The annual sales data from the trading statement indicated a better performance from like-for-like sales, which excludes the sales from new stores and acquisitions, in the second half of the financial year.
This showed an increase of 9.9 percent in the period, while sales data at the interim stage showed a rise of 8.5 percent.
Mark Ansley, a retail analyst at African Harvest Fund Managers, said what made the second-half sales performance relative to the first half even more special, was that it excluded sales from the buoyant Christmas season. He said it was quite a feat to show these kinds of sales figures in a environment of almost no inflation.
Evan Walker, a retail analyst at Andisa Securities, also commended Massmart on its sales performance, with the numbers more or less in line with what he had projected.
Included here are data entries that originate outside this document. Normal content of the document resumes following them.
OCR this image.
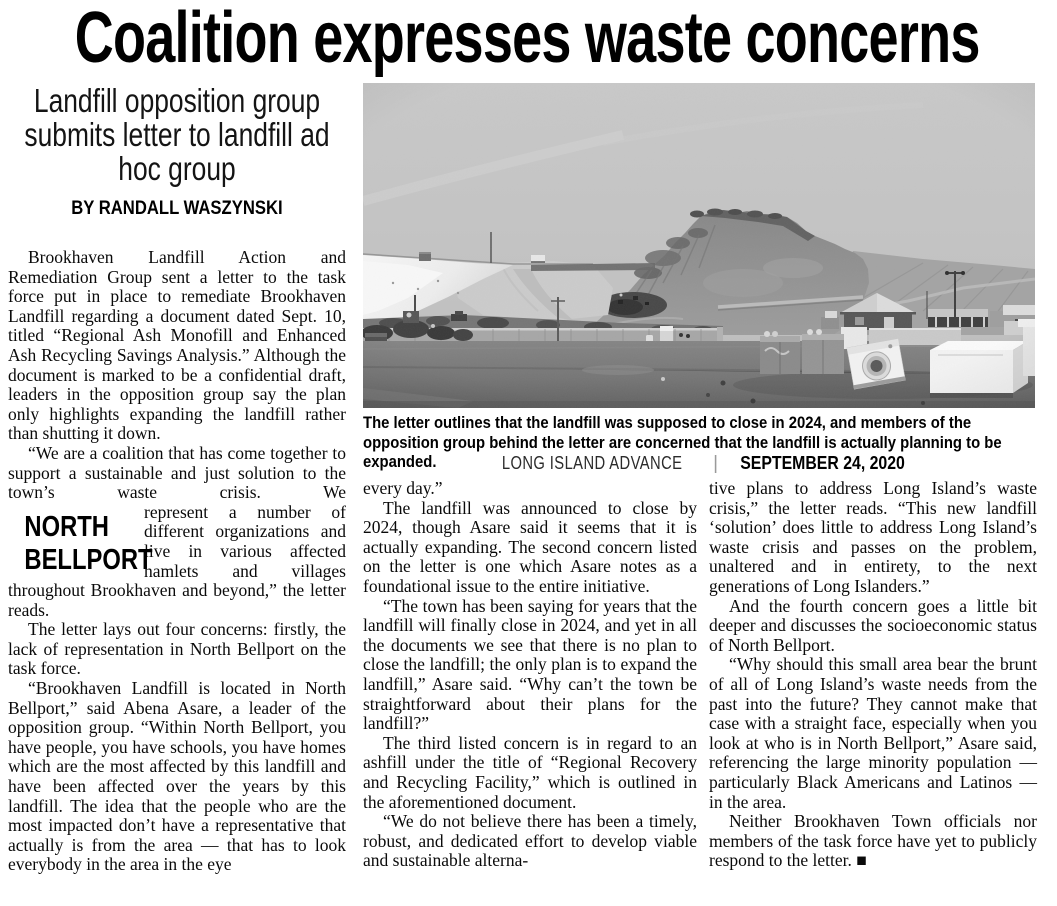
Coalition expresses waste concerns
Landfill opposition group
submits letter to landfill ad
hoc group
BY RANDALL WASZYNSKI

Brookhaven Landfill Action and Remediation Group sent a letter to the task force put in place to remediate Brookhaven Landfill regarding a document dated Sept. 10, titled “Regional Ash Monofill and Enhanced Ash Recycling Savings Analysis.” Although the document is marked to be a confidential draft, leaders in the opposition group say the plan only highlights expanding the landfill rather than shutting it down.

“We are a coalition that has come together to support a sustainable and just solution to the town’s waste crisis. We rep
NORTH
BELLPORT
resent a number of different organizations and live in various affected hamlets and villages throughout Brookhaven and beyond,” the letter reads.

The letter lays out four concerns: firstly, the lack of representation in North Bellport on the task force.

“Brookhaven Landfill is located in North Bellport,” said Abena Asare, a leader of the opposition group. “Within North Bellport, you have people, you have schools, you have homes which are the most affected by this landfill and have been affected over the years by this landfill. The idea that the people who are the most impacted don’t have a representative that actually is from the area — that has to look everybody in the area in the eye

The letter outlines that the landfill was supposed to close in 2024, and members of the opposition group behind the letter are concerned that the landfill is actually planning to be expanded.	LONG ISLAND ADVANCE | SEPTEMBER 24, 2020

every day.”

The landfill was announced to close by 2024, though Asare said it seems that it is actually expanding. The second concern listed on the letter is one which Asare notes as a foundational issue to the entire initiative.

“The town has been saying for years that the landfill will finally close in 2024, and yet in all the documents we see that there is no plan to close the landfill; the only plan is to expand the landfill,” Asare said. “Why can’t the town be straightforward about their plans for the landfill?”

The third listed concern is in regard to an ashfill under the title of “Regional Recovery and Recycling Facility,” which is outlined in the aforementioned document.

“We do not believe there has been a timely, robust, and dedicated effort to develop viable and sustainable alterna-

tive plans to address Long Island’s waste crisis,” the letter reads. “This new landfill ‘solution’ does little to address Long Island’s waste crisis and passes on the problem, unaltered and in entirety, to the next generations of Long Islanders.”

And the fourth concern goes a little bit deeper and discusses the socioeconomic status of North Bellport.

“Why should this small area bear the brunt of all of Long Island’s waste needs from the past into the future? They cannot make that case with a straight face, especially when you look at who is in North Bellport,” Asare said, referencing the large minority population — particularly Black Americans and Latinos — in the area.

Neither Brookhaven Town officials nor members of the task force have yet to publicly respond to the letter. ■
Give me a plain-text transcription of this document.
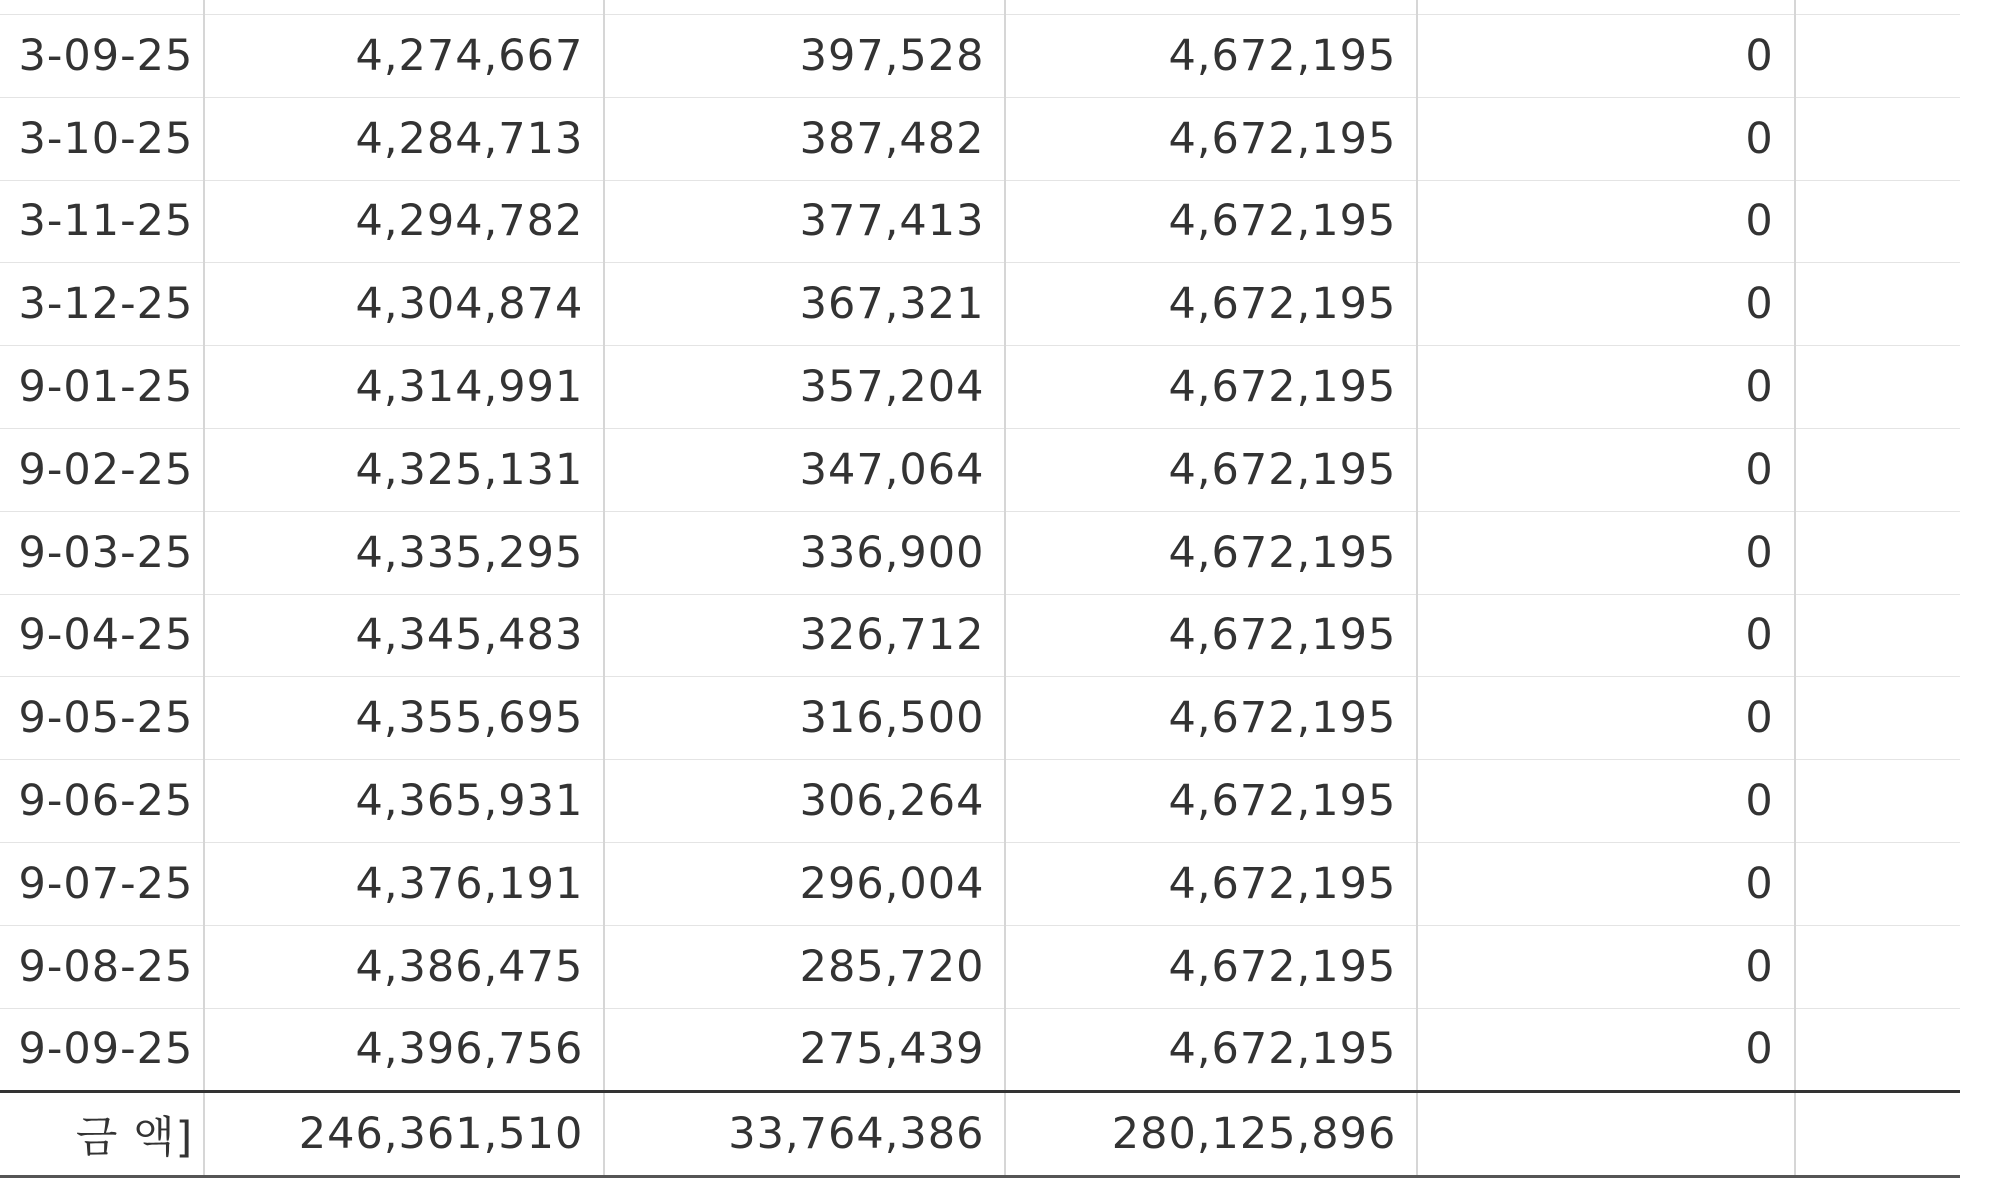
3-09-25	4,274,667	397,528	4,672,195	0	
3-10-25	4,284,713	387,482	4,672,195	0	
3-11-25	4,294,782	377,413	4,672,195	0	
3-12-25	4,304,874	367,321	4,672,195	0	
9-01-25	4,314,991	357,204	4,672,195	0	
9-02-25	4,325,131	347,064	4,672,195	0	
9-03-25	4,335,295	336,900	4,672,195	0	
9-04-25	4,345,483	326,712	4,672,195	0	
9-05-25	4,355,695	316,500	4,672,195	0	
9-06-25	4,365,931	306,264	4,672,195	0	
9-07-25	4,376,191	296,004	4,672,195	0	
9-08-25	4,386,475	285,720	4,672,195	0	
9-09-25	4,396,756	275,439	4,672,195	0	
금 액]	246,361,510	33,764,386	280,125,896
Walker expected the good showing to continue in the current financial year and Massmart should again be boosted by further acquisitions. Acquisitions added 4.8 percent to the total sales growth for the period under review.
Walker expects further acquisitions to come from the retailer's Masscash division, which houses the group's cash-and-carry operations, and its Builders Warehouse business, which is under the Masswarehouse division.
"The group has already acquired two Mica hardware stores, and could buy further stores to be converted into Builders Warehouse outlets," Walker said.
All in all, Walker expects Massmart, which includes the Makro and Game chains among its operations, to add 15 stores to its tally in the next 12 months.
I-Net-Bridge's consensus forecast from analysts shows that Massmart's headline earnings a share for the year to June is projected to come in at R3.20, a jump of 32 percent on the previous year's headline earnings.
Ansley was not surprised by the optimistic forecast, as all Massmart's divisions seemed to be trading well.
"All the divisions have been growing their operating margins over the past few years, a performance that is expected to continue."
"As for the next 12 months, Massmart's sales should continue benefiting from increased consumer spending as well as the possibility of a slight increase in inflation," he said.
The company's 2004 annual results are set to be published on August 26.
Massmart's shares added 75c to close at R33.50 on Friday, which is just below its all-time high of R34 reached in April.
The rise was in line with the 0.75 percent increase of the general retailers sector.